The Niccolini-Cowper Madonna, also known as the Large Cowper Madonna, is a painting by the Italian High Renaissance artist Raphael, depicting Mary and Jesus Christ as the Christ Child, against a blue sky.

==The painting==
The painting may have been the last of Raphael's Florentine paintings before he left for Rome. It is more complex than a similar painting the Small Cowper Madonna of a few years earlier. The Virgin and Child fill the canvas, creating an imposing effect. The two are more closely related, both by the positioning of their bodies and their intimacy. Raphael may have derived the talent for creating a natural intimacy through Leonardo da Vinci. The portrayal of the infant's energy is reminiscent of the works of Michelangelo. The compelling, playful Child reaches for the Madonna's top as if wanting to nurse. Both paintings bear the name of their former owners.

An inscription on the painting, center right on the border of Madonna's bodice: MDVIII.R.V.PIN tells that it was painted in 1508 by Raphael of Urbino.

==Provenance==

- In the Niccolini family, Casa Niccolini, Florence, from 1677 or earlier to sometime after 1772,
- The artist Johann Joseph Zoffany (1733–1810) purchased the painting after 1772
- the painting came into the line of the Earls of Cowper about 1775
  - sold first to George Clavering-Cowper, 3rd Earl Cowper (d. 1789), Panshanger, Hertford, England, and then subsequent inheritances,
  - George Augustus Clavering-Cowper, 4th Earl Cowper (d. 1799), Panshanger
  - Peter Leopold Louis Francis Nassau Clavering-Cowper, 5th Earl Cowper (d. 1837), Panshanger
  - George Augustus Frederick Cowper, 6th Earl Cowper (d. 1856), Panshanger
  - Francis Thomas De Grey Cowper, 7th Earl Cowper and 7th Baron Lucas (d. 1905), Panshanger and Wrest Park, Bedfordshire, England
  - Francis' widow, Katrine Cecilia Compton Cowper, Countess Cowper (d. 1913), Panshanger;
  - Lady Ethel Grenfell, Baroness Desborough, granddaughter of the 6th Earl, Panshanger
- sold for $875,000 in 1928 to Duveen Brothers, London, New York, and Paris, who purchased The Small Cowper Madonna from Lady Ethel Grenfall of Desborough in 1913.
- sold for $1,166,000 in November 1928 to Andrew W. Mellon, Pittsburgh and Washington, D.C. (1855–1937)
- deeded 30 December 1930 to The A.W. Mellon Educational and Charitable Trust, Pittsburgh
- gifted in 1937 to the National Gallery of Art in Washington, DC

==Story==

Cowper's art collection absorbed a great deal of his time and money.
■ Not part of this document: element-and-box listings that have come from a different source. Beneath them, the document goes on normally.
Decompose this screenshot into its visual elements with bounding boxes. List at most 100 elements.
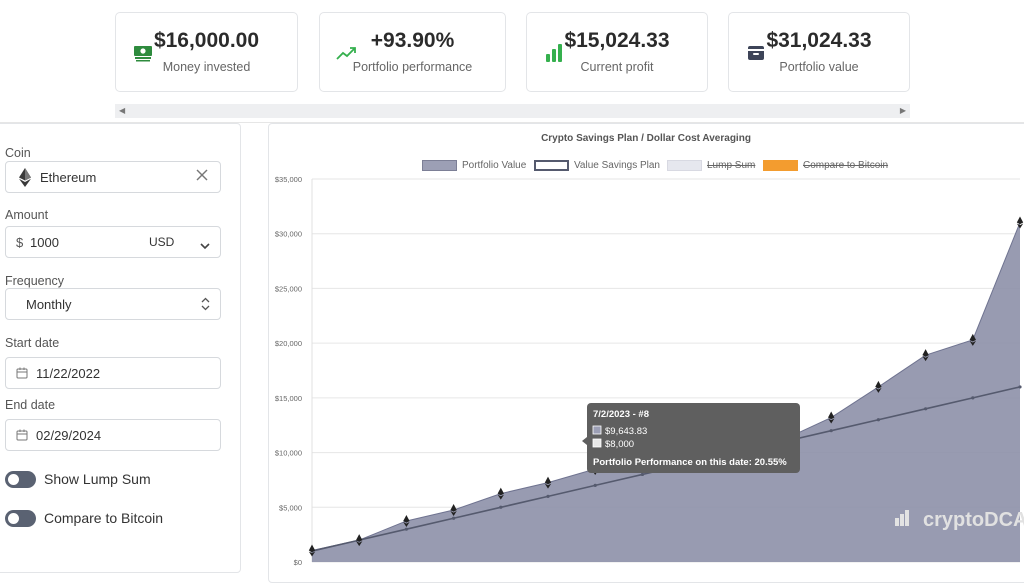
- savings-plan-point: [640, 472, 644, 477]
- scroll-left-icon[interactable]: ◀: [119, 106, 126, 115]
- eth-glyph-top: [544, 476, 552, 485]
- portfolio-point-eth-icon: [1016, 216, 1024, 229]
- savings-plan-point: [924, 407, 928, 411]
- eth-glyph-top: [356, 534, 363, 542]
- stat-card-portfolio-value: $31,024.33 Portfolio value: [728, 12, 910, 92]
- eth-glyph-bottom: [922, 356, 929, 362]
- portfolio-point-eth-icon: [403, 514, 410, 527]
- stat-label: Portfolio performance: [352, 60, 473, 74]
- tooltip-swatch-portfolio: [592, 425, 602, 435]
- frequency-select[interactable]: Monthly: [5, 288, 221, 320]
- chart-title: Crypto Savings Plan / Dollar Cost Averag…: [541, 133, 751, 144]
- legend-label: Value Savings Plan: [574, 160, 660, 171]
- y-tick-label: $15,000: [275, 394, 302, 403]
- settings-panel: Coin Ethereum Amount $ 1000 USD Frequenc…: [0, 123, 241, 573]
- bitcoin-compare-toggle[interactable]: [5, 510, 36, 527]
- chart-plot: $0 $5,000 $10,000 $15,000 $20,000 $25,000 $30,…: [275, 175, 1024, 567]
- portfolio-point-eth-icon: [922, 349, 929, 362]
- chevron-updown-icon[interactable]: [201, 297, 210, 314]
- eth-glyph-top: [922, 349, 929, 357]
- y-tick-label: $0: [294, 558, 302, 567]
- eth-glyph-top: [828, 411, 835, 420]
- currency-symbol: $: [16, 235, 24, 250]
- eth-glyph-bottom: [403, 521, 410, 527]
- savings-plan-point: [593, 483, 597, 487]
- eth-glyph-bottom: [308, 551, 316, 557]
- stat-value: $15,024.33: [564, 29, 670, 52]
- y-tick-label: $20,000: [275, 339, 302, 348]
- eth-glyph-top: [875, 380, 882, 389]
- legend-value-savings-plan[interactable]: Value Savings Plan: [534, 160, 660, 171]
- portfolio-point-eth-icon: [875, 380, 882, 393]
- start-date-value: 11/22/2022: [36, 366, 101, 381]
- eth-glyph-bottom: [497, 494, 504, 500]
- portfolio-point-eth-icon: [308, 544, 316, 557]
- calendar-icon: [16, 429, 28, 444]
- legend-label: Portfolio Value: [462, 160, 527, 171]
- chart-panel: Crypto Savings Plan / Dollar Cost Averag…: [268, 123, 1024, 583]
- legend-label: Compare to Bitcoin: [803, 160, 889, 171]
- savings-plan-point: [829, 429, 833, 433]
- coin-value: Ethereum: [40, 170, 97, 185]
- eth-glyph-bottom: [969, 340, 976, 346]
- legend-portfolio-value[interactable]: Portfolio Value: [422, 160, 526, 171]
- portfolio-point-eth-icon: [450, 504, 457, 517]
- tooltip-savings-value: $8,000: [605, 439, 634, 450]
- y-tick-label: $10,000: [275, 449, 302, 458]
- savings-plan-point: [971, 396, 975, 400]
- legend-swatch: [763, 160, 798, 171]
- end-date-input[interactable]: 02/29/2024: [5, 419, 221, 451]
- legend-swatch: [667, 160, 702, 171]
- end-date-value: 02/29/2024: [36, 428, 102, 443]
- legend-compare-bitcoin[interactable]: Compare to Bitcoin: [763, 160, 888, 171]
- toggle-knob: [8, 513, 19, 524]
- tooltip-swatch-savings: [592, 438, 602, 448]
- start-date-label: Start date: [5, 336, 60, 350]
- y-tick-label: $5,000: [279, 503, 302, 512]
- currency-select[interactable]: USD: [149, 235, 175, 249]
- chart-tooltip: 7/2/2023 - #8 $9,643.83 $8,000 Portfolio…: [582, 403, 800, 473]
- watermark-text: cryptoDCA: [923, 509, 1024, 531]
- stat-card-money-invested: $16,000.00 Money invested: [115, 12, 298, 92]
- savings-plan-point: [499, 505, 503, 509]
- eth-glyph-top: [1016, 216, 1024, 225]
- watermark-logo-icon: [895, 510, 909, 526]
- stat-label: Money invested: [162, 60, 251, 74]
- portfolio-point-eth-icon: [497, 487, 504, 500]
- scroll-right-icon[interactable]: ▶: [899, 106, 906, 115]
- lump-sum-toggle[interactable]: [5, 471, 36, 488]
- portfolio-point-eth-icon: [544, 476, 552, 489]
- stat-label: Portfolio value: [779, 60, 859, 74]
- bitcoin-compare-label[interactable]: Compare to Bitcoin: [44, 510, 164, 526]
- stat-card-portfolio-performance: +93.90% Portfolio performance: [319, 12, 506, 92]
- eth-glyph-top: [497, 487, 504, 496]
- end-date-label: End date: [5, 398, 56, 412]
- y-tick-label: $25,000: [275, 284, 302, 293]
- legend-label: Lump Sum: [707, 160, 756, 171]
- eth-glyph-bottom: [875, 387, 882, 393]
- legend-lump-sum[interactable]: Lump Sum: [667, 160, 755, 171]
- wallet-icon: [743, 41, 769, 65]
- calendar-icon: [16, 367, 28, 382]
- eth-glyph-top: [308, 544, 316, 553]
- coin-label: Coin: [5, 146, 31, 160]
- savings-plan-point: [404, 527, 408, 531]
- portfolio-value-area: [312, 222, 1020, 562]
- eth-glyph-bottom: [1016, 223, 1024, 229]
- start-date-input[interactable]: 11/22/2022: [5, 357, 221, 389]
- amount-input[interactable]: $ 1000 USD: [5, 226, 221, 258]
- toggle-knob: [8, 474, 19, 485]
- legend-swatch: [422, 160, 457, 171]
- coin-select[interactable]: Ethereum: [5, 161, 221, 193]
- horizontal-scrollbar[interactable]: ◀ ▶: [115, 104, 910, 118]
- eth-glyph-top: [450, 504, 457, 512]
- money-icon: [130, 41, 156, 65]
- lump-sum-label[interactable]: Show Lump Sum: [44, 471, 151, 487]
- portfolio-point-eth-icon: [356, 534, 363, 547]
- tooltip-box: [587, 403, 800, 473]
- chevron-down-icon[interactable]: [200, 238, 210, 253]
- amount-label: Amount: [5, 208, 49, 222]
- amount-value[interactable]: 1000: [30, 235, 59, 250]
- eth-glyph-bottom: [450, 511, 457, 517]
- clear-icon[interactable]: [196, 169, 208, 184]
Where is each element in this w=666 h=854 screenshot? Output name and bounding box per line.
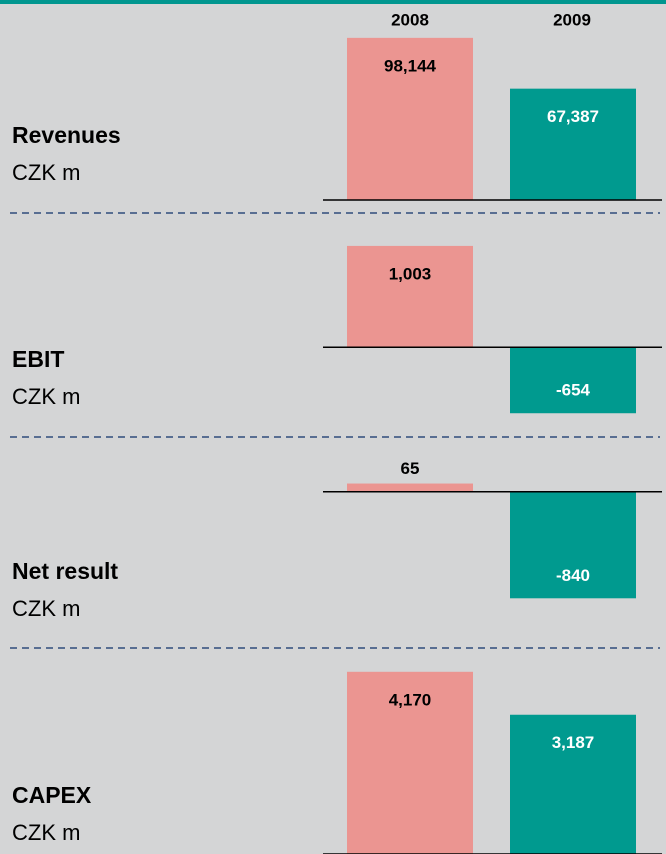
row-unit: CZK m: [12, 820, 80, 845]
row-title: Revenues: [12, 122, 121, 148]
bar: [510, 714, 636, 854]
value-label: 65: [401, 459, 420, 478]
row-title: CAPEX: [12, 782, 92, 808]
top-bar: [0, 0, 666, 4]
bar: [347, 37, 473, 200]
column-header: 2008: [391, 10, 429, 29]
value-label: -654: [556, 381, 591, 400]
row-unit: CZK m: [12, 160, 80, 185]
value-label: 4,170: [389, 690, 432, 709]
value-label: 98,144: [384, 56, 437, 75]
bar: [347, 245, 473, 348]
value-label: -840: [556, 566, 590, 585]
row-title: Net result: [12, 558, 118, 584]
bar: [510, 491, 636, 599]
column-header: 2009: [553, 10, 591, 29]
bar: [347, 483, 473, 492]
value-label: 1,003: [389, 264, 432, 283]
row-unit: CZK m: [12, 384, 80, 409]
value-label: 3,187: [552, 733, 595, 752]
value-label: 67,387: [547, 107, 599, 126]
row-title: EBIT: [12, 346, 64, 372]
row-unit: CZK m: [12, 596, 80, 621]
bar: [510, 88, 636, 200]
bar: [510, 347, 636, 414]
bar: [347, 671, 473, 854]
His most notable possessions are probably the two Cowper Madonna paintings Raphael: Small Cowper Madonna and this painting, the Niccolini-Cowper Madonna. Tribuna of the Uffizi shows Cowper looking at the Niccolini-Cowper Madonna painting as it is offered by Johann Zoffany. Zoffany had purchased the painting from the Niccolini family in 1782 and sold it to Cowper in 1785.